『剣遊記X』 第二章 許嫁と玉の輿。 (6) 「どうも孝治はん♡ おひさしぶりどすえ♡」
テーブルに駆け寄るなり、ひと言挨拶。美奈子たちが、孝治の隣りにあるテーブルに席を取った。
これに孝治も、軽い気持ちで三人に顔を向けた。
「やあ♡ 美奈子さんに千秋ちゃんに千夏ちゃん♡」
しかし美奈子たち三人の目線は孝治ではなく、初めっから魚町に向いていた。
(ははん♐ 美奈子さんも千秋ちゃんも千夏ちゃんも、先輩のあまりのデカさにビックリしとうっちゃね✌)

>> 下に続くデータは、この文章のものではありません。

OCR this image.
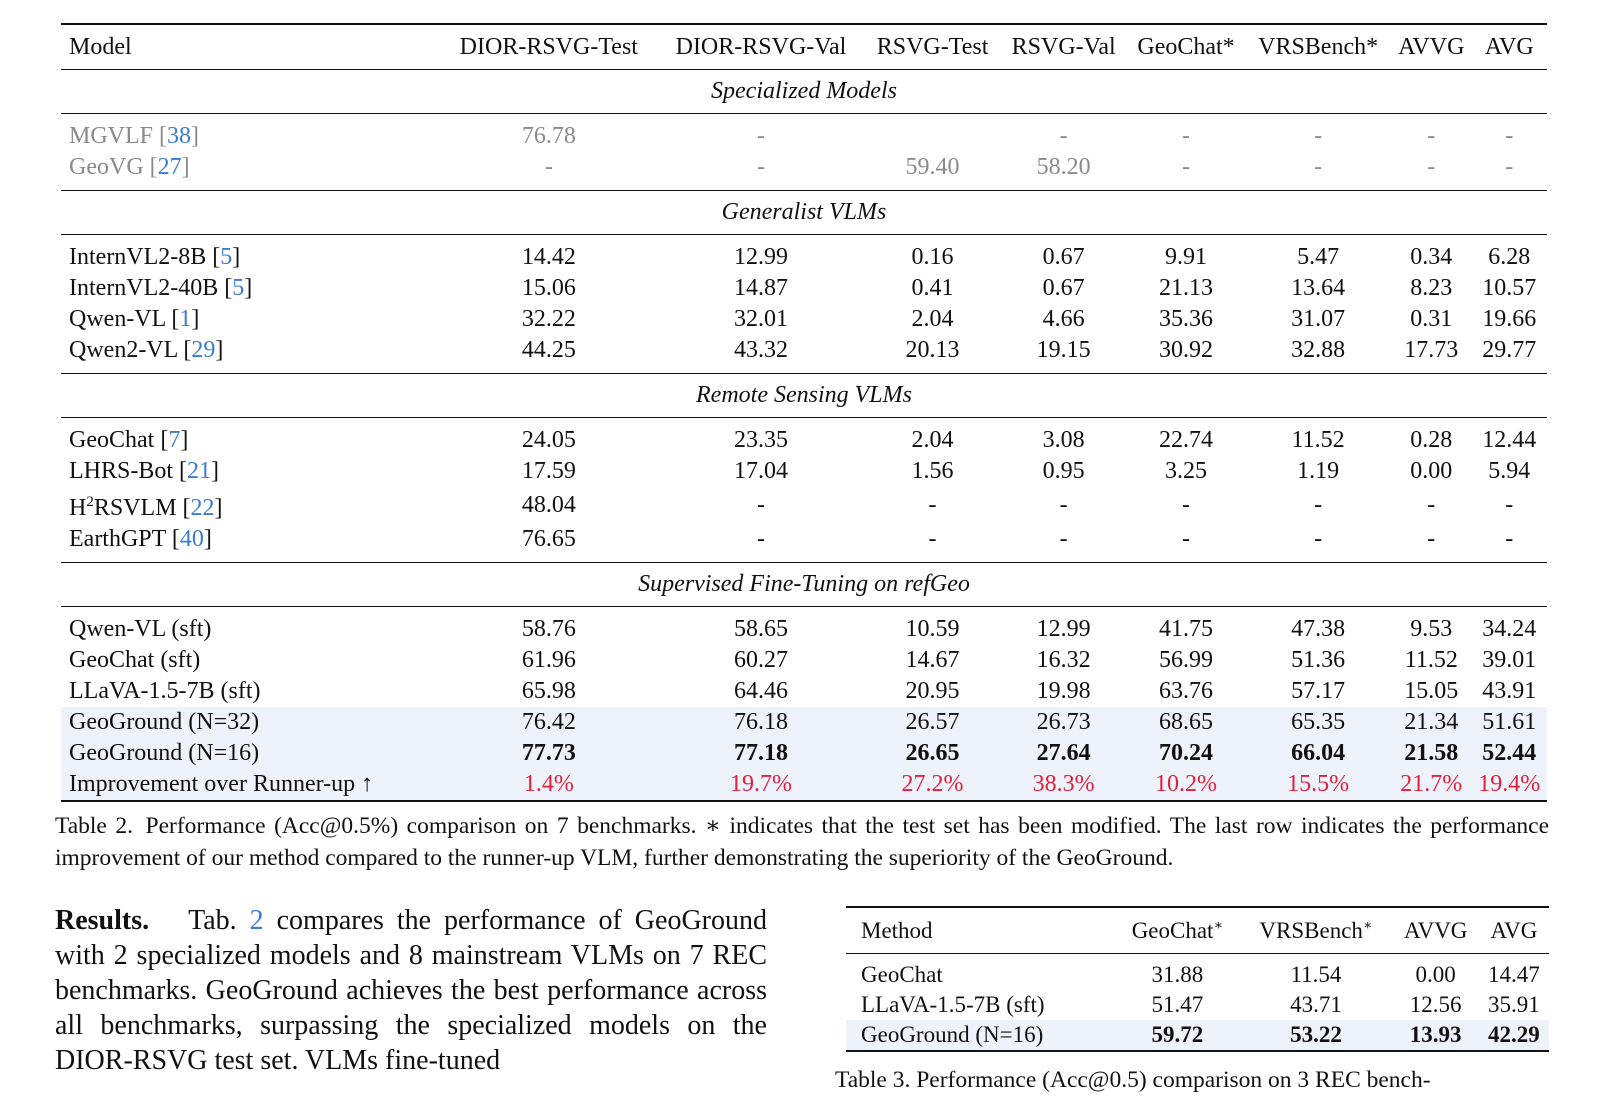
Model	DIOR-RSVG-Test	DIOR-RSVG-Val	RSVG-Test	RSVG-Val	GeoChat*	VRSBench*	AVVG	AVG
Specialized Models								
MGVLF [38]	76.78	-		-	-	-	-	-
GeoVG [27]	-	-	59.40	58.20	-	-	-	-
Generalist VLMs								
InternVL2-8B [5]	14.42	12.99	0.16	0.67	9.91	5.47	0.34	6.28
InternVL2-40B [5]	15.06	14.87	0.41	0.67	21.13	13.64	8.23	10.57
Qwen-VL [1]	32.22	32.01	2.04	4.66	35.36	31.07	0.31	19.66
Qwen2-VL [29]	44.25	43.32	20.13	19.15	30.92	32.88	17.73	29.77
Remote Sensing VLMs								
GeoChat [7]	24.05	23.35	2.04	3.08	22.74	11.52	0.28	12.44
LHRS-Bot [21]	17.59	17.04	1.56	0.95	3.25	1.19	0.00	5.94
$H^2RSVLM$ [22]	48.04	-	-	-	-	-	-	-
EarthGPT [40]	76.65	-	-	-	-	-	-	-
Supervised Fine-Tuning on refGeo								
Qwen-VL (sft)	58.76	58.65	10.59	12.99	41.75	47.38	9.53	34.24
GeoChat (sft)	61.96	60.27	14.67	16.32	56.99	51.36	11.52	39.01
LLaVA-1.5-7B (sft)	65.98	64.46	20.95	19.98	63.76	57.17	15.05	43.91
GeoGround (N=32)	76.42	76.18	26.57	26.73	68.65	65.35	21.34	51.61
GeoGround (N=16)	77.73	77.18	26.65	27.64	70.24	66.04	21.58	52.44
Improvement over Runner-up ↑	1.4%	19.7%	27.2%	38.3%	10.2%	15.5%	21.7%	19.4%
Table 2. Performance (Acc@0.5%) comparison on 7 benchmarks. ∗ indicates that the test set has been modified. The last row indicates the performance improvement of our method compared to the runner-up VLM, further demonstrating the superiority of the GeoGround.
Results. Tab. 2 compares the performance of GeoGround with 2 specialized models and 8 mainstream VLMs on 7 REC benchmarks. GeoGround achieves the best performance across all benchmarks, surpassing the specialized models on the DIOR-RSVG test set. VLMs fine-tuned
Method	GeoChat∗	VRSBench∗	AVVG	AVG
GeoChat	31.88	11.54	0.00	14.47
LLaVA-1.5-7B (sft)	51.47	43.71	12.56	35.91
GeoGround (N=16)	59.72	53.22	13.93	42.29
Table 3. Performance (Acc@0.5) comparison on 3 REC bench-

孝治は三人の興味しんしんぶりを見て、なんだかおもしろおかしな気分になってきた。だけどその思いは、今は胸の奥に秘めておく。
「孝治、こん方たちはなんね☛」
「あっと、先輩、言い忘れちょりました☻ こん方たちは、先輩が留守ばしとう間に未来亭に入った新人の人たちなんです☺」
魚町から言われ、孝治はまず美奈子たちに、初対面であろう先輩を紹介した。
「この方はおれの先輩でして、魚町進一っちゅう人です☺ で、帆柱先輩と同期の人でもありますっちゃよ☆」
美奈子は上の空のごとく、魚町に視線を集中させたままでいた。
「は、はあ……そうでおますんかいな☝ う、うちは天籟寺美奈子と申しますえ☆ 御覧のとおりの魔術師をしてますさかい☟ それと、うちと同伴しておますんが、見てのとおりの双子の姉妹でおまして……」
「高塔千秋や……よろしゅう頼むで☀」
「はっあああい♡ 美奈子ちゃんのぉ弟子をやってますですうぅぅぅ♡ 千夏ちゃんですうぅぅぅ♡ よろしくお願いいたしましゅですうぅぅぅ♡」
「はい! は、初めまして! お、おれ……いや、ぼくは魚町進一と申す、戦士ば生業っちするモンでぇ……」
性格のきつさそのままの千秋はとにかくとして、千夏の天真爛漫ぶりに圧倒されたのだろうか。それとも美奈子の美貌に(きょうはいつものアラブ風な出で立ちではなく、素顔をきちんと公開している)、これまた胸でも打たれたのだろうか。魚町が緊張した面持ちとなり、椅子から慌てた感じで立ち上がった。
その勢いのまま、天井にまたもやバコッと、頭のてっぺんをぶつける始末。
そこへすぐに、静香が翼を羽ばたかせて飛んできた。
「進一さぁ! 大丈夫だんべぇ!」
そのまま魚町の頭のてっぺんまで舞い上がり、天井にぶつけた部分を、ふーふーと右手で撫で回した。
「おやまあ、もうひと方、珍しい方がおましたんどすなぁ☆」
静香の姿を見て、美奈子はやはり、『やや』付きのとまどい気味でいた。孝治はこれに、ふふんと微笑んでから答えてやった。
「紹介が遅れたっちゃけど、こちらは魚町先輩の許嫁さんで、名前は石峰静香さんばい♡ 見てんとおりのバードマンやけね♥」
「ほう、そうでおますんかいな☆ それも魚町はんとは、ずいぶんお仲がよろしゅうおまんのやなぁ♪」
その美奈子のうしろでは、千夏が千秋に尋ねていた。双子とはいえ服装がまったく異なるので、見分けは実に簡単なのだ。
「千秋ちゃぁぁぁん、ばーどまんさんてぇ、なんですかぁ?」
「見てのとおり、背中に羽根が生えとう人のことやで☆ まあ、人間と鳥の中間やな✍」
千夏は例外として、美奈子と千秋にとって、バードマンはそう珍しい人ではないようだ。千夏を大阪に置いていた間も、ふたりでけっこう長く日本中を旅して周っていたという話なので、各地で何回かお目にしていたのだろう。だが先ほどの美奈子のひと言を、どうやら静香が敏感に耳へと入れたようだった。
「はい! 見てのとおりだべぇ♡ あたしと進一さぁは、切っても切れねえ仲だべさぁ♡」
静香はすぐに、天井から床へと着地。早速、新たに現われた魔術師と弟子たちを相手に、自慢げな感じでまくし立てた。
「あたしと進一さぁは、お互いの両親も認めてくれだ関係なんだがらぁ♡ あどはたったひとつの試練さを、あたしと進一さぁのふたりで乗り越えるだけなんだべぇ♡」
「お互いの両親って……静香ちゃんは先輩の親と会{お}うたと?」
場の雰囲気上、大きな声では言えない疑問を、孝治は小声でつぶやいた。それから遥か頭上にそびえる、魚町の大顔を仰ぎ見た。